Surgeon’s appeal of life sentence rejected

Johnny Benjamin

The latest chapter in the real-life tragedy authored by Johnny Benjamin was written earlier this month when the once-prominent Vero Beach orthopedic-surgeon-turned-drug-dealer failed to convince a federal appeals court that he wasn’t responsible for the death of a 34-year-old Wellington woman.

A three-judge panel of the U.S. Court of Appeals for the Atlanta-based 11th Circuit has upheld the life sentence imposed in 2018 after Benjamin was convicted on charges he produced and distributed counterfeit fentanyl-laced pills consumed by Maggie Crowley, who died of a drug overdose in September 2016.

In denying the appeal, the judges flatly rejected all of Benjamin’s arguments, including his claim that law enforcement authorities did not prove he produced the drugs that led to the woman’s death.

In his 24-page ruling, Judge Stanley Marcus wrote that prosecutors introduced “more than sufficient evidence to permit a reasonable jury to find beyond a reasonable doubt” Benjamin distributed the furanyl fentanyl – a powerful synthetic opioid – that caused Crowley’s death.
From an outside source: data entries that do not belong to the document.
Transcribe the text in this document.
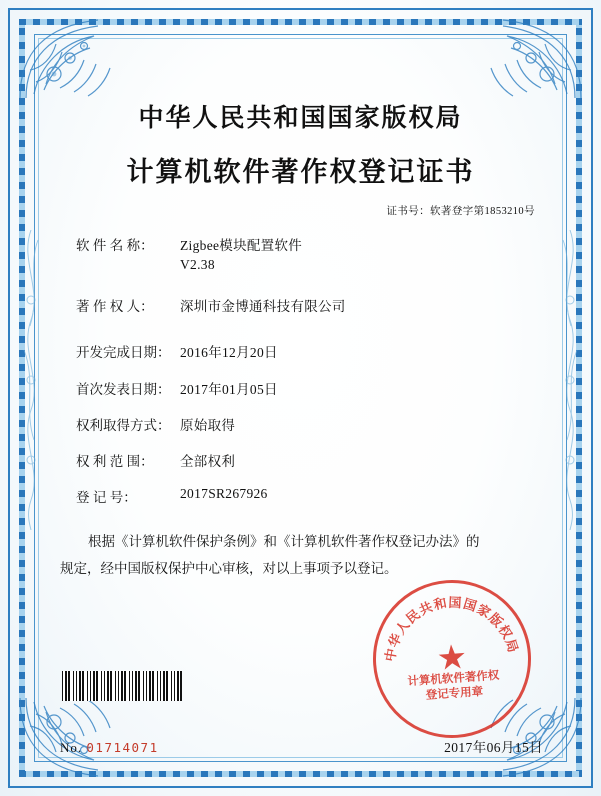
中华人民共和国国家版权局
计算机软件著作权登记证书
证书号：软著登字第1853210号
软 件 名 称：	Zigbee模块配置软件
V2.38
著 作 权 人：	深圳市金博通科技有限公司
开发完成日期： 2016年12月20日
首次发表日期： 2017年01月05日
权利取得方式： 原始取得
权 利 范 围：	全部权利
登 记 号：	2017SR267926
根据《计算机软件保护条例》和《计算机软件著作权登记办法》的
规定，经中国版权保护中心审核，对以上事项予以登记。
No. 01714071	2017年06月15日
中华人民共和国国家版权局
★
计算机软件著作权
登记专用章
Marcus cited text messages found on the woman’s cellphone as evidence linking the drugs to Kevan Slater, a Royal Palm Beach man who sold her the pills. Slater said he received the drugs from Zachary Stewart, a Port St. Lucie man who testified that Benjamin was the “ultimate source” of the pills, the ruling stated.

Both Slater and Stewart pleaded guilty to drug charges and cooperated with prosecutors.

Investigators corroborated the accomplices’ stories with “compelling circumstantial evidence, including pill-manufacturing paraphernalia with traces of furanyl fentanyl found in Benjamin’s home and in his storage unit, and the extensive fentanyl-related search history discovered on his office computer,” Marcus wrote.

Marcus, joined in his May 8 ruling by Chief Judge Ed Carnes and Judge Robert Luck, also found “no merit” in Benjamin’s scattershot claims that U.S. District Judge William P. Dimitrouleas made several mistakes during the seven-day trial in Fort Lauderdale.

Benjamin, now 54, argued Dimitrouleas erred when he:

  • Denied Benjamin’s motion to suppress evidence obtained from federal drug agents’ search of his bags on Oct. 6, 2017, when, dressed in scrubs, he was stopped at the Orlando-Melbourne International Airport, where he was carrying thousands of pills in a backpack and a ticket to Philadelphia.
  • Failed to instruct the jury that Benjamin had to have knowledge that furanyl fentanyl was a counterfeit drug chemically similar to other controlled narcotic substances – a claim made for the first time in the appeal.
  • Abused his discretion by choosing to not investigate juror misconduct after a document listing the “Do’s and Don’ts of Jury Deliberations” was found in the deliberation room.

“Finally, Benjamin argues cumulative error,” Marcus wrote, but the judges rejected that argument, too.

Benjamin’s Miami-based attorney, Philip Reizenstein, did not return a message left at his office.

Benjamin, who was arrested six days after his pills were seized at the Melbourne airport, was convicted two years later on five drug charges. He was found not guilty of two related weapons charges.

The Florida Board of Medicine revoked Benjamin’s license to practice in December 2018. Until then, he was a partner in the Pro Sports Pro Spine orthopedic group in Vero Beach and owned a home on the barrier island.